Now add all this to compose.yml
:
telegram:
build:
context: telegram
stop_signal: SIGINT
env_file: .env
environment:
- TELEGRAM_TOKEN=${TELEGRAM_TOKEN}
- TELEGRAM_CHAT_ID=${TELEGRAM_CHAT_ID}
ports:
- "8000:8000"
And the secrets ТОКЕН_БОТА
And ВАШ_ЧАТ_ID
V .env
:
TELEGRAM_TOKEN=<ТОКЕН_БОТА>
TELEGRAM_CHAT_ID=<ВАШ_ЧАТ_ID>
3. Let’s make friends between Alertmanager and Telegram
It’s time to figure out exactly where we will send notifications. Theoretically Alertmanager can send messages anywherebut we know that today our choice is Telegram.
Let’s start small. Let’s write a rule that will let us know when the certificate has less than 90 days of life left. For those who want to go deeper – into documentation collected various requests.
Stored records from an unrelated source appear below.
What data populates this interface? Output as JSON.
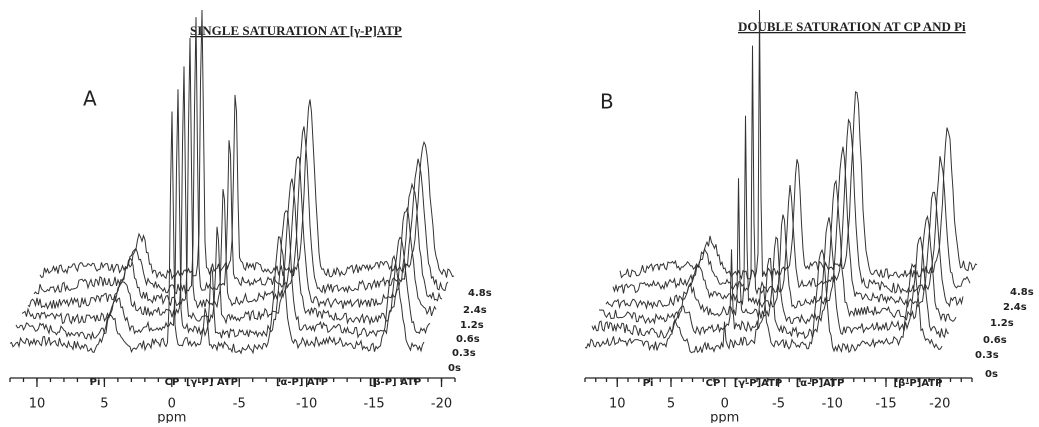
{
  "panels": [
    {
      "title": "SINGLE SATURATION AT [γ-P]ATP",
      "label": "A",
      "xlabel": "ppm",
      "xlim": [
        12,
        -21
      ],
      "xticks": [
        10,
        5,
        0,
        -5,
        -10,
        -15,
        -20
      ],
      "peak_labels": [
        "Pi",
        "CP",
        "[γ-P] ATP",
        "[α-P] ATP",
        "[β-P] ATP"
      ],
      "time_labels": [
        "4.8s",
        "2.4s",
        "1.2s",
        "0.6s",
        "0.3s",
        "0s"
      ]
    },
    {
      "title": "DOUBLE SATURATION AT CP AND Pi",
      "label": "B",
      "xlabel": "ppm",
      "xlim": [
        13,
        -23
      ],
      "xticks": [
        10,
        5,
        0,
        -5,
        -10,
        -15,
        -20
      ],
      "peak_labels": [
        "Pi",
        "CP",
        "[γ-P]ATP",
        "[α-P]ATP",
        "[β-P]ATP"
      ],
      "time_labels": [
        "4.8s",
        "2.4s",
        "1.2s",
        "0.6s",
        "0.3s",
        "0s"
      ]
    }
  ]
}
IN prometheus
create a file alert.rules.yml
and write there:
groups:
- name: ssl-alerts
rules:
- alert: Expiry Soon
expr: ssl_cert_not_after - time() < 86400 * 90
for: 1m
labels:
severity: critical
annotations:
summary: "SSL certificate is expiring soon (less than 90 days)"
Let’s add a couple of lines to prometheus_config.yml
:
rule_files:
- "/etc/prometheus/alert.rules.yml"
alerting:
alertmanagers:
- static_configs:
- targets:
- "alertmanager:9093"
Now let’s do the following: create a directory called alertmanager
and put the file in it alertmanager_config.yml
:
route:
group_by: ["instance"]
repeat_interval: 3h
receiver: "telegram-webhook"
receivers:
- name: "telegram-webhook"
webhook_configs:
- url: "http://telegram:8000/alert"
Well, ours compose.yml
also wants attention, add a container alertmanager
:
alertmanager:
image: quay.io/prometheus/alertmanager
container_name: alertmanager
command:
- "--config.file=/etc/alertmanager/alertmanager_config.yml"
ports:
- "9093:9093"
volumes:
- ./alertmanager:/etc/alertmanager
And now – the magic:
docker-compose down; docker-compose up -d
So let’s see what our Alertmanager feels comfortable:

and the rule in Prometheus has taken its working position:

After about a minute, Prometheus will realize that there are some problems:

And after about 30 seconds, Alertmanager will send a notification to our service:

Which will forward it to you in Telegram:

That’s all! Now you have a bot in your arsenal that keeps its finger on the pulse of your services and, if something happens, instantly sounds the alarm! Well, you also feel this scent of opportunity, right?
Conclusion
Certificate monitoring is not an obsession, it is a concern. Enjoy comfort, technology, don’t forget to water your plants and monitor certificates.